ドラマ「半沢直樹」の名台詞だが、対戦型スポーツで勝利するには絶対に忘れてはいけないスピリットだ。
殴られっぱなしでいいのか。やられっぱなしで、闘っていると言えるのか。
そのスピリットを全員が持っているか。
持っていると信じたい。しかし、それは結果で語らないと、サポーターには届かない。
53分、広島は二度目のダウンを喫した。
警戒していたセットプレー。福森晃人の見事なキック。川辺駿との争いの中で見事な駆け引きを示してフリーになった宮澤裕樹のスキル。全体にデザインされたセットプレーは広島時代のミハイロ・ペトロヴィッチのイメージではないが、いずれにしても失点を喫したことは間違いない。
サッカーでの2点差は重い。
よく「2点差は危険なスコア」と言われるし、確かにここから追いついたり、逆転したりするドラマはある。だが、統計学的にいえば、やはり2点差をつけたチームの勝率は圧倒的に高い。
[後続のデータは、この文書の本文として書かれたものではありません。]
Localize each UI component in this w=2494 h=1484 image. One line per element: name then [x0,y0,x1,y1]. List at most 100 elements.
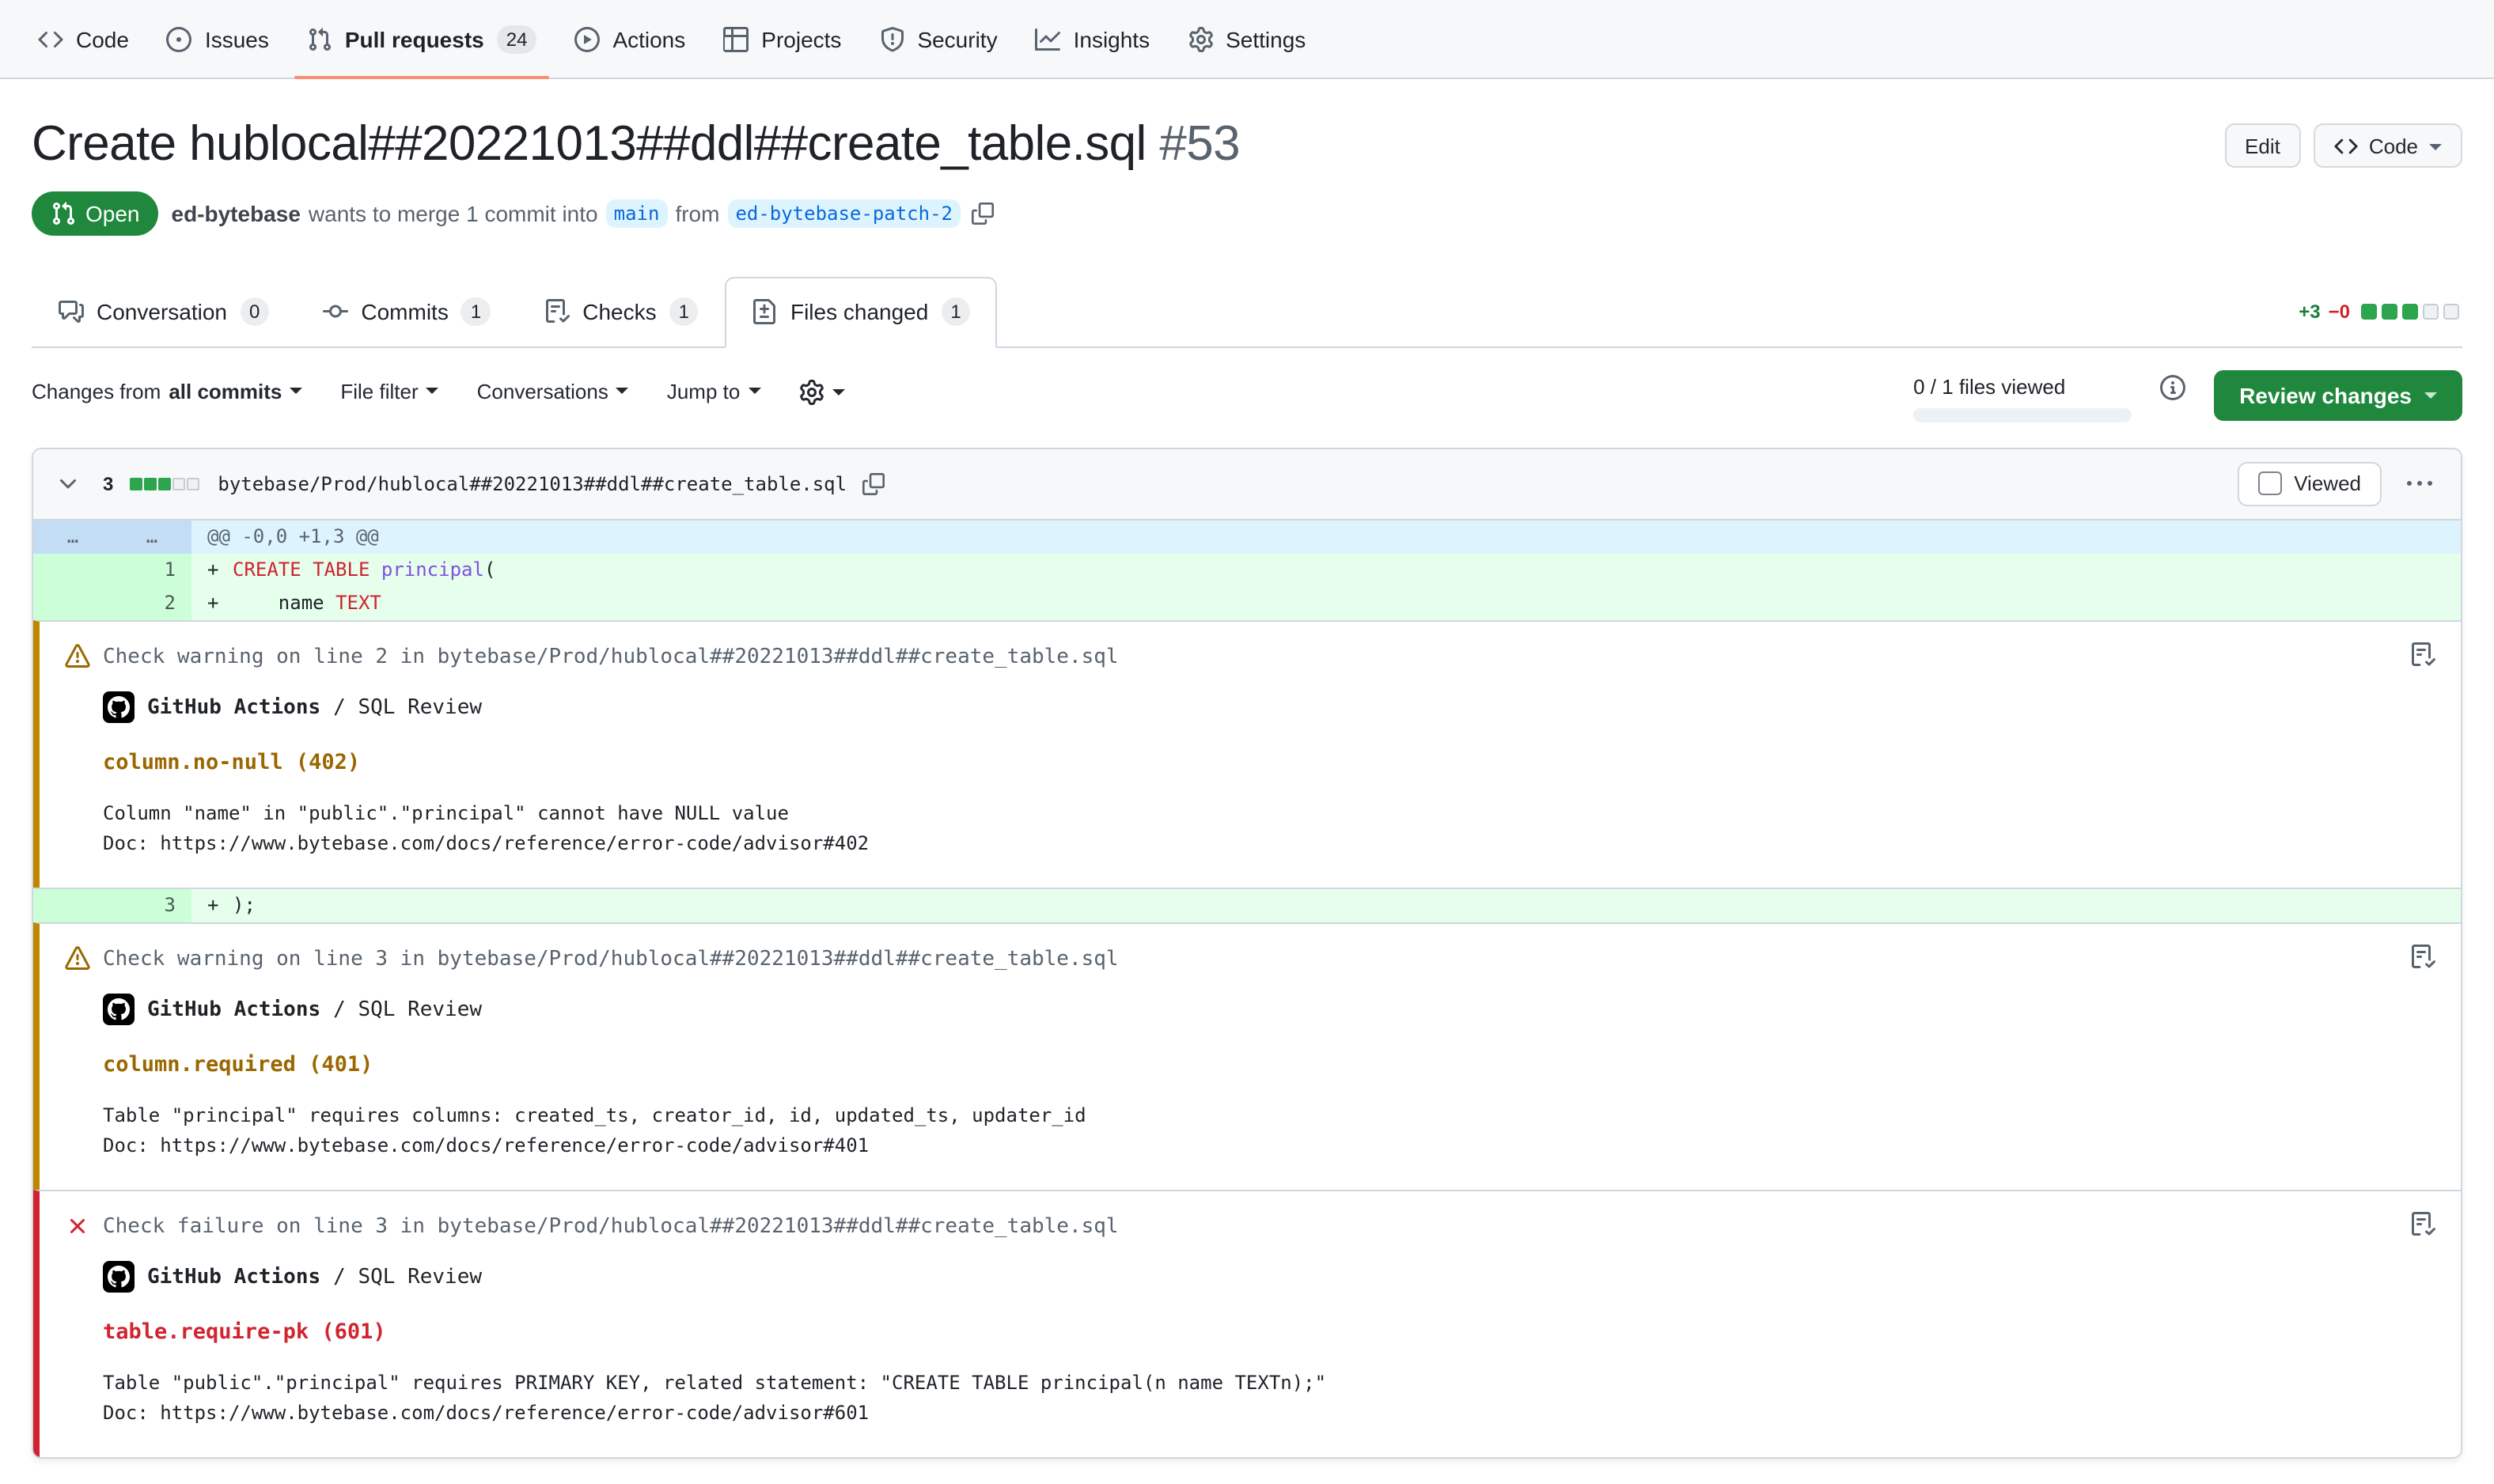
check-app-row: GitHub Actions / SQL Review [103,1261,2435,1294]
tab-files-changed[interactable]: Files changed 1 [726,277,998,348]
page-title: Create hublocal##20221013##ddl##create_t… [32,114,1240,176]
check-app-name: GitHub Actions [147,691,320,725]
tab-count: 0 [240,298,269,327]
avatar [103,692,135,724]
view-check-run-button[interactable] [2410,642,2435,668]
diff-settings-dropdown[interactable] [798,380,844,405]
review-area: 0 / 1 files viewed Review changes [1913,370,2462,422]
nav-item-issues[interactable]: Issues [154,1,282,77]
project-icon [723,26,749,51]
nav-item-actions[interactable]: Actions [562,1,698,77]
check-rule-title: column.no-null (402) [103,747,2435,780]
author-link[interactable]: ed-bytebase [172,201,301,226]
file-filter-label: File filter [340,380,418,403]
expand-diff-button[interactable]: … [112,521,191,554]
new-line-number: 2 [112,587,191,620]
nav-item-insights[interactable]: Insights [1023,1,1163,77]
tab-count: 1 [941,298,970,327]
nav-label: Settings [1226,26,1306,51]
files-toolbar: Changes from all commits File filter Con… [32,370,2462,422]
checklist-icon [2410,945,2435,970]
files-viewed-info-button[interactable] [2160,370,2185,400]
tab-checks[interactable]: Checks 1 [517,277,726,348]
conversations-dropdown[interactable]: Conversations [477,380,629,403]
nav-item-security[interactable]: Security [866,1,1010,77]
tab-commits[interactable]: Commits 1 [296,277,517,348]
hunk-header-row: … … @@ -0,0 +1,3 @@ [33,521,2461,554]
diff-line-1: 1 +CREATE TABLE principal( [33,554,2461,587]
nav-label: Insights [1074,26,1150,51]
old-line-number [33,587,112,620]
nav-label: Code [76,26,129,51]
nav-item-pull-requests[interactable]: Pull requests 24 [294,1,550,77]
pull-requests-count: 24 [497,25,537,53]
diffstat-square [2443,304,2459,320]
file-header: 3 bytebase/Prod/hublocal##20221013##ddl#… [33,449,2461,521]
annotation-header: Check warning on line 2 in bytebase/Prod… [65,644,2435,671]
nav-item-code[interactable]: Code [25,1,142,77]
code-text: ); [233,894,256,916]
file-filter-dropdown[interactable]: File filter [340,380,438,403]
diffstat-square [129,478,142,490]
chevron-down-icon [290,388,302,401]
nav-item-settings[interactable]: Settings [1175,1,1318,77]
status-badge-label: Open [85,201,140,226]
chevron-down-icon [2429,143,2442,156]
viewed-checkbox[interactable] [2257,472,2281,496]
chevron-down-icon [832,389,844,402]
review-changes-label: Review changes [2239,383,2412,408]
file-options-kebab-button[interactable] [2401,465,2439,503]
nav-label: Security [917,26,997,51]
conversations-label: Conversations [477,380,608,403]
collapse-file-button[interactable] [49,465,87,503]
diffstat-square [2382,304,2397,320]
jump-to-dropdown[interactable]: Jump to [667,380,761,403]
code-entity: principal [381,558,484,581]
tab-conversation[interactable]: Conversation 0 [32,277,296,348]
avatar [103,1262,135,1293]
copy-file-path-button[interactable] [862,473,885,495]
head-branch-link[interactable]: ed-bytebase-patch-2 [727,199,961,228]
expand-diff-button[interactable]: … [33,521,112,554]
code-icon [38,26,63,51]
review-changes-button[interactable]: Review changes [2214,370,2462,421]
check-app-row: GitHub Actions / SQL Review [103,994,2435,1027]
check-app-row: GitHub Actions / SQL Review [103,691,2435,725]
checklist-icon [2410,1212,2435,1237]
code-button-label: Code [2369,134,2418,157]
base-branch-link[interactable]: main [606,199,668,228]
file-path-link[interactable]: bytebase/Prod/hublocal##20221013##ddl##c… [218,473,847,495]
edit-button[interactable]: Edit [2224,123,2301,168]
check-doc-link: Doc: https://www.bytebase.com/docs/refer… [103,829,2435,859]
chevron-down-icon [55,471,81,497]
viewed-toggle-button[interactable]: Viewed [2237,462,2382,506]
tab-count: 1 [461,298,491,327]
view-check-run-button[interactable] [2410,1212,2435,1237]
check-annotation-warning-line-2: Check warning on line 2 in bytebase/Prod… [33,620,2461,888]
check-app-name: GitHub Actions [147,1261,320,1294]
check-annotation-warning-line-3: Check warning on line 3 in bytebase/Prod… [33,922,2461,1190]
code-dropdown-button[interactable]: Code [2314,123,2462,168]
nav-label: Issues [205,26,269,51]
check-app-name: GitHub Actions [147,994,320,1027]
info-icon [2160,375,2185,400]
pr-state-row: Open ed-bytebase wants to merge 1 commit… [32,191,2462,236]
chevron-down-icon [2424,393,2437,406]
pr-title-text: Create hublocal##20221013##ddl##create_t… [32,115,1147,171]
chevron-down-icon [748,388,760,401]
file-diff-icon [752,300,778,325]
chevron-down-icon [616,388,629,401]
file-diffstat-squares [129,478,199,490]
comment-icon [59,300,84,325]
changes-from-dropdown[interactable]: Changes from all commits [32,380,302,403]
merge-text: wants to merge 1 commit into [309,201,598,226]
check-message: Table "principal" requires columns: crea… [103,1101,2435,1131]
check-rule-title: table.require-pk (601) [103,1316,2435,1350]
diffstat-square [2402,304,2418,320]
view-check-run-button[interactable] [2410,945,2435,970]
copy-branch-button[interactable] [972,203,994,225]
diffstat-square [2361,304,2377,320]
nav-item-projects[interactable]: Projects [711,1,854,77]
annotation-header-text: Check failure on line 3 in bytebase/Prod… [103,1213,1119,1240]
diffstat-square [186,478,199,490]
それはやる側も観る側もわかっている。だからこそ、2点差を追いつくことが目立ち、そして称賛される。
サッカーでは、ゴールそのものが奇跡に近い。だからこそ、2点差を追いつくことがどれほど至難か、サッカーを少しでも見ていれば誰もが想う。
コーナーキックからの失点で2点差となった時、多くの人たちが絶望の淵に追い込まれた。
これまでサンフレッチェ広島の試合をずっと見ていて、失点した後は下を向き、攻めないといけないのに攻め込まれてしまったシーンを何度も見てきた。8月19日の対FC東京戦、9月13日の対川崎F戦、そして9月27日の対G大阪戦。さらに7月8日の対大分戦。チームがそうなのだから、サポーターの空気もそうなってしまいがちになる。
だが、人はいつまでも同じ場所に立ってはいない。
成長したい、もっと強くなりたい。
そう願い、必死に闘っている男たちであれば、必ず違う場所にたどり着く。たとえ、時間がかかったとしても。
2点目を失った直後のキックオフ。レアンドロ・ペレイラが荒木隼人までボールを戻す。野上結貴、荒木、青山敏弘。ゆったりとつなぐ。
札幌は引いてこない。今季のやり方どおり、前へとプレッシャーをかけにくる。
青山の選択は、タッチライン際に開いた佐々木翔だった。
対応したのはアンデルソン・ロペスだったことが、佐々木にとってのメリットだったかもしれない。類い稀なフィジカル能力を持ち、ゴール前では抜群の力を発揮する彼だが、広島時代から守備には難があった。札幌では意識はかなり改善されているが、それでも守備の技術やスキルは短時間で上手くはならない。
1対1の局面。アンデルソン・ロペスが寄せてくる。その動きの逆をつき、佐々木は前へとボールを運んだ。アタッカーは対応できない。そのまま、佐々木は彼を置いていった。
浅野雄也は佐々木がロペスをかわした時、既に中央より左よりにいた。レアンドロ・ペレイラにはキム・ヨンテ、森島司には田中駿汰、そして浅野には福森。マンツーマンである。
佐々木が運ぶ。浅野、福森の背中をとる動きを見せてから前に出た。
大外の森島を狙う手もあった。だが、キャプテンはより攻撃的な手を選択する。
斜めに入ってきた浅野は1番前に出ていた。つまり、最もゴールに近い選手を選んだのだ。パスカットされるリスクはある。しかし、それでも彼は決断した。
見事にパスは通る。この瞬間、レアンドロ・ペレイラは中へと切り込む。浅野を信じて、ラストパスを信じて。
浅野には福森が寄せていた。さらにキム・ミンテもレアンドロ・ペレイラのマークを捨てて、ボールをとりに行った。
難しい状況。しかし、浅野はここでビッグプレーを見せる。